Everything I’ve eaten in the last couple of days, I’ve really enjoyed. No…I’ve really enjoyed it, occasionally to the bafflement of people around me. The Couch Baron and I went bowling yesterday, and after I covered myself with pathos in Lane 24 (how is it possible to possess four fully functional limbs and eyesight good enough to operate a motor vehicle and still bowl a 54? I don’t know how, but I do know it’s possible), I got a large order of fries for the road. Melody Lanes does not offer a particularly noteworthy fry; it’s your standard medium-well-done crinkle-cut jobby, but the fact that I could distinguish between a French fry and a lump of dirt or a pipe cleaner taste-wise vaulted that particular group of starchy sticks into hall-of-fame territory. I chowed the entire bucket in ten blocks.

Did I need to eat dinner after eating the equivalent of an acre of potatoes (and oil, and salt) at four o’clock? Not really, but eat it I did. I fixed a virtuous salad composed of mesclun, mushrooms, red onion, chickpeas, and Thousand Island dressing, and had my head fit into the bowl, I would have licked it afterwards. I had tried for days to awaken my sense of taste by putting fat slices of raw onion on everything from toasted cheese to oatmeal, to no avail, and now that I could taste it, I didn’t even mind the tears streaming down my cheeks.

I almost wrote Starbucks a letter thanking them for the unbelievable slice of iced lemon loaf I ate at lunch today. It’s the same iced lemon loaf they always have; it’s the same iced lemon loaf I’ve had dozens of times. But today, I truly appreciated the melody of the spongy, tangy cake and harmony of the chewy, sweet icing for the first time.

It probably sounds drama-queeny, this rave reviewing of everyday foods, but one day without the sense of taste is de rigueur for a cold, and since I spend most of that day sleeping and blowing my nose, I don’t have time to eat, or much energy, so I don’t miss it. But on the third day in a row, it’s beyond annoying and into surreal. I don’t know why I bothered with the tea bags after a while, since any benefit came from the steamy water and I couldn’t taste the tea at all. I do know why I bothered putting mustard on my cheese sandwiches — the vain hope that Grey Poupon fumes would penetrate the fog — but I didn’t drink a Diet Coke for three days; I couldn’t taste it, and the fizz just hurt my throat. Now, I savor it, just as I savored an entire box of orange Tic-Tacs yesterday. In one bite. Mmm, orange Tic-Tacs. And hello to you, lime Tic-Tacs.

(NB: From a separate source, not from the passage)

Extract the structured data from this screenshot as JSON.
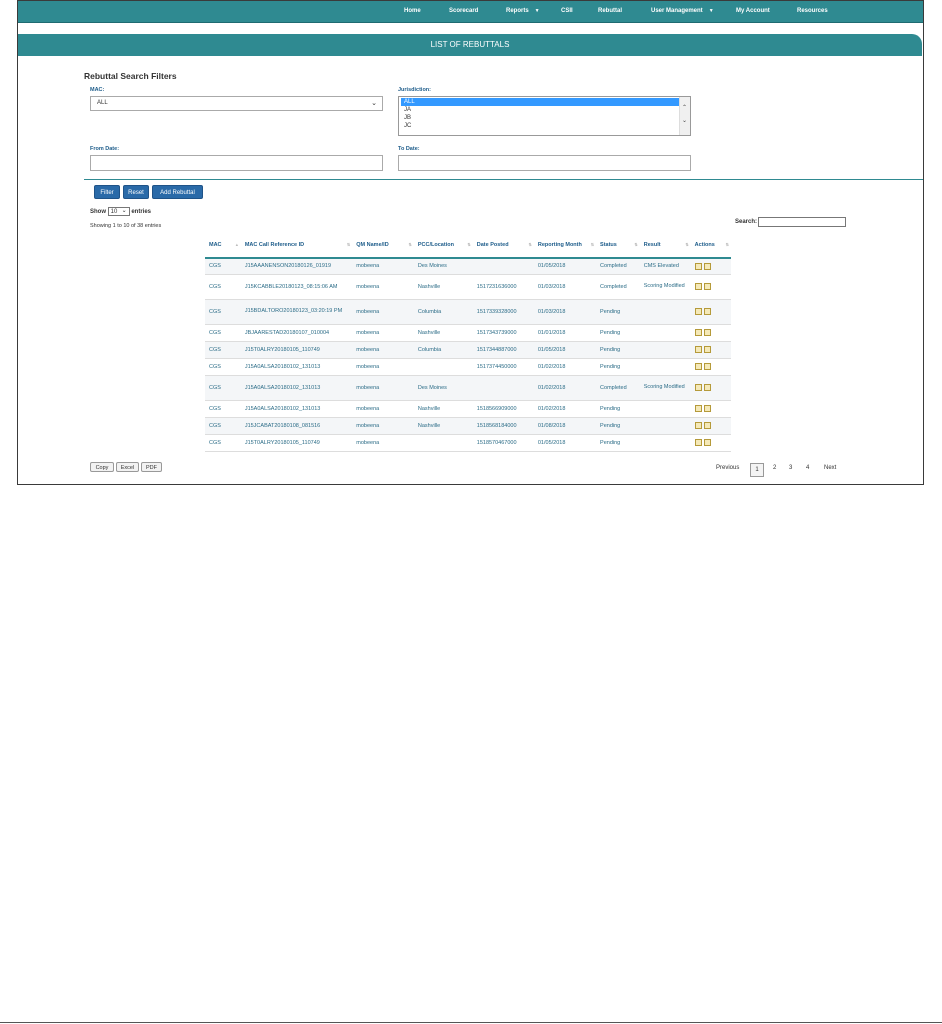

The only problem: now I crave every food I see, because I know I can taste it…including meats. I haven’t given a Whopper a second thought in years, literally, but this afternoon I caught myself reminiscing about one I’d eaten in college. I came up the stairs today and smelled someone cooking some kind of beef stew, and I’ve lived perfectly happily without beef stew since 2002, but tonight, I longed for the carrots and the onion chunks and most of all the cow. I settled for a delicious spinach and mushroom ravioli, and I don’t regret it, but I don’t regret standing out in the hall, keys in hand, and recalling my mother’s beef burgundy for a full minute, either.

I don’t cook, really; I can, but I don’t, most of the time, because it takes too long and blah blah, and I make an effort to eat square meals and so on and so forth, but I’d gotten used to thinking of food as kind of a chore — all that prep time and gone in fifteen minutes, and then the clean-up, who needs it, I’ll just go to the corner for a slice. But when I couldn’t taste anything, when I could go to the corner for as many slices as I wanted and not one of them would leave a lasting impression on my tongue, I started fantasizing about all the yummy meals I would cook when I could taste again — all the snacks I would enjoy, all the drinks I would nurse, all the careful chewing I would do in lieu of wolfing things down at my desk. It’s important to enjoy food; it’s important to appreciate the little things.

I’ve got a Vienna-Fingers-and-coffee break planned for later, and if anyone calls during it, I won’t pick up the phone.